Berdasarkan sifat jenis/pengolahan sampah terdiri dari :

a. Sampah Organik Sampah golongan ini merupakan sisa-sisa makanan dari rumah tangga atau merupakan hasil sampingan kegiatan pasar bahan makanan, seperti pasar sayur mayur.

     Contoh sampah organic adalah potongan-potongan sayuran yang merupakan sortasi sayur mayur di pasar, makanan sisa, kulit pisang, daun pembungkus, dan sebagainya.
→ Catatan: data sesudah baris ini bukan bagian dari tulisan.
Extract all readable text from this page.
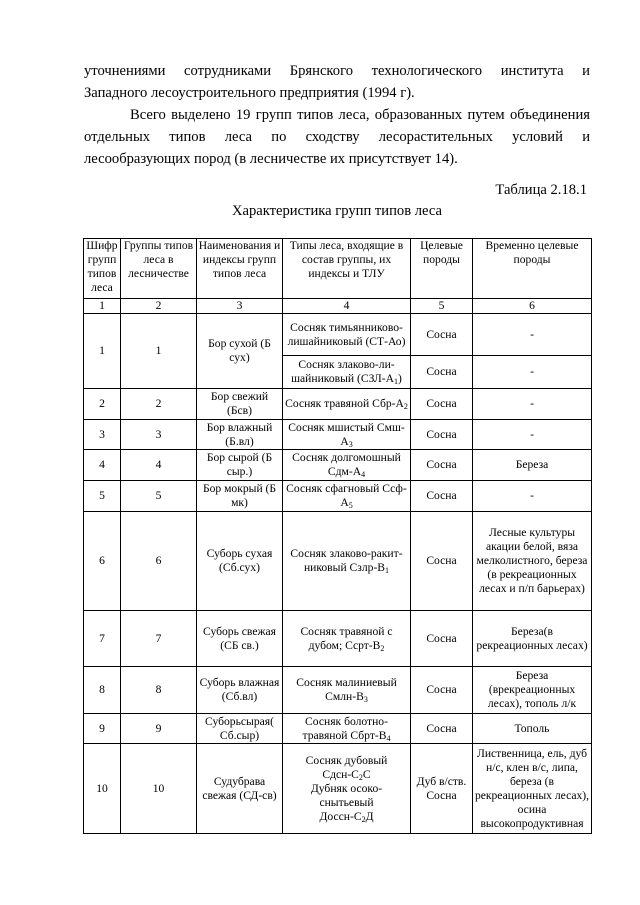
уточнениями сотрудниками Брянского технологического института и

Западного лесоустроительного предприятия (1994 г).

Всего выделено 19 групп типов леса, образованных путем объединения

отдельных типов леса по сходству лесорастительных условий и

лесообразующих пород (в лесничестве их присутствует 14).

Таблица 2.18.1

Характеристика групп типов леса

Шифр групп типов леса	Группы типов леса в лесничестве	Наименования и индексы групп типов леса	Типы леса, входящие в состав группы, их индексы и ТЛУ	Целевые породы	Временно целевые породы
1	2	3	4	5	6
1	1	Бор сухой (Б сух)	Сосняк тимьянниково-лишайниковый (СТ-Ао)	Сосна	-
			Сосняк злаково-ли-шайниковый $(СЗЛ-А_1)$	Сосна	-
2	2	Бор свежий (Бсв)	Сосняк травяной Сбр-$А_2$	Сосна	-
3	3	Бор влажный (Б.вл)	Сосняк мшистый Смш-$А_3$	Сосна	-
4	4	Бор сырой (Б сыр.)	Сосняк долгомошный Сдм-$А_4$	Сосна	Береза
5	5	Бор мокрый (Б мк)	Сосняк сфагновый Ссф-$А_5$	Сосна	-
6	6	Суборь сухая (Сб.сух)	Сосняк злаково-ракит-никовый Сзлр-$В_1$	Сосна	Лесные культуры акации белой, вяза мелколистного, береза (в рекреационных лесах и п/п барьерах)
7	7	Суборь свежая (СБ св.)	Сосняк травяной с дубом; Ссрт-$В_2$	Сосна	Береза(в рекреационных лесах)
8	8	Суборь влажная (Сб.вл)	Сосняк малиниевый Смлн-$В_3$	Сосна	Береза (врекреационных лесах), тополь л/к
9	9	Суборьсырая( Сб.сыр)	Сосняк болотно-травяной Сбрт-$В_4$	Сосна	Тополь
10	10	Судубрава свежая (СД-св)	Сосняк дубовый
Сдсн-$С_2С$
Дубняк осоко-снытьевый
Доссн-$С_2Д$	Дуб в/ств. Сосна	Лиственница, ель, дуб н/с, клен в/с, липа, береза (в рекреационных лесах), осина высокопродуктивная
Sampah organic merupakan sampah yang mengandung senyawa organic, dan oleh karenanya tersusun unsur-unsur karbon, hydrogen dan oksigen dimana bahan-bahan ini mudah didegredasi oleh mikroba sampah organic.
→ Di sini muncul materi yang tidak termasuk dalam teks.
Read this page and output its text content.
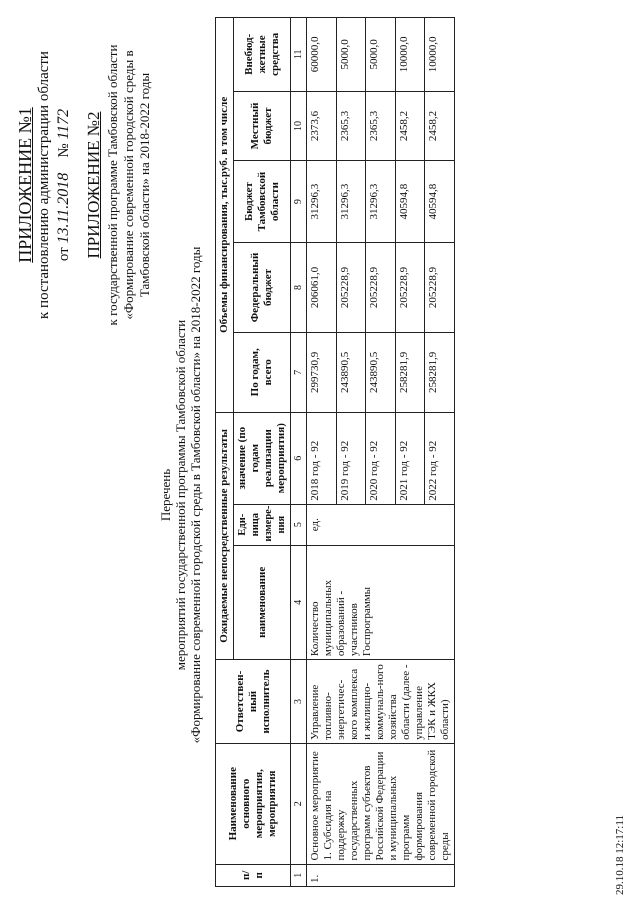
ПРИЛОЖЕНИЕ №1 к постановлению администрации области от 13.11.2018    № 1172 ПРИЛОЖЕНИЕ №2 к государственной программе Тамбовской области «Формирование современной городской среды в Тамбовской области» на 2018-2022 годы
Перечень мероприятий государственной программы Тамбовской области «Формирование современной городской среды в Тамбовской области» на 2018-2022 годы
п/п	Наименование основного мероприятия, мероприятия	Ответствен-ный исполнитель	Ожидаемые непосредственные результаты			Объемы финансирования, тыс.руб. в том числе				
			наименование	Еди-ница измере-ния	значение (по годам реализации мероприятия)	По годам, всего	Федеральный бюджет	Бюджет Тамбовской области	Местный бюджет	Внебюд-жетные средства
1	2	3	4	5	6	7	8	9	10	11
1.	Основное мероприятие 1. Субсидия на поддержку государственных программ субъектов Российской Федерации и муниципальных программ формирования современной городской среды	Управление топливно-энергетичес-кого комплекса и жилищно-коммуналь-ного хозяйства области (далее - управление ТЭК и ЖКХ области)	Количество муниципальных образований - участников Госпрограммы	ед.	2018 год - 92	299730,9	206061,0	31296,3	2373,6	60000,0
					2019 год - 92	243890,5	205228,9	31296,3	2365,3	5000,0
					2020 год - 92	243890,5	205228,9	31296,3	2365,3	5000,0
					2021 год - 92	258281,9	205228,9	40594,8	2458,2	10000,0
					2022 год - 92	258281,9	205228,9	40594,8	2458,2	10000,0
29.10.18 12:17:11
b. Sampah Anorganik Sampah anorganik dikelompokkan menjadi 2 (dua) jenis. Golongan pertama sampah tidak lapuk. Sampah jenis ini benar-benar tidak akan bisa lapuk secara alami, sekalipun lapuk telah memakan waktu yang bertahun-tahun. Contoh sampah tidak lapuk adalah plastic, kaca, mika. Golongan kedua yaitu sampah jenis ini akan bisa lapuk perlahan-lahan secara alami. Sampah jenis ini masih dipisahkan lagi atas sampah tidak mudah lapuk yang tidak bisa terbakar, seperti kaleng dan kawat. Sampah ini tidak bisa didegredasi oleh mikroba.

3.      Sumber Sampah

a.   Sampah ini terdiri dari pemukiman (domestic wastes) Sampah ini terdiri dari bahan-bahan padat sebagai hasil kegiatan rumah tangga yang sudah dipakai dan dibuang, seperti sisa-sisa makanan baik yang sudah dimasak atau belum, bekas pembungkus baik kertas, plastic, daun, dan sebagainya, pakaian-pakaian bekas, bahan-bahan bacaan, perabot rumah tangga, daun-daunan dari kebun atau taman.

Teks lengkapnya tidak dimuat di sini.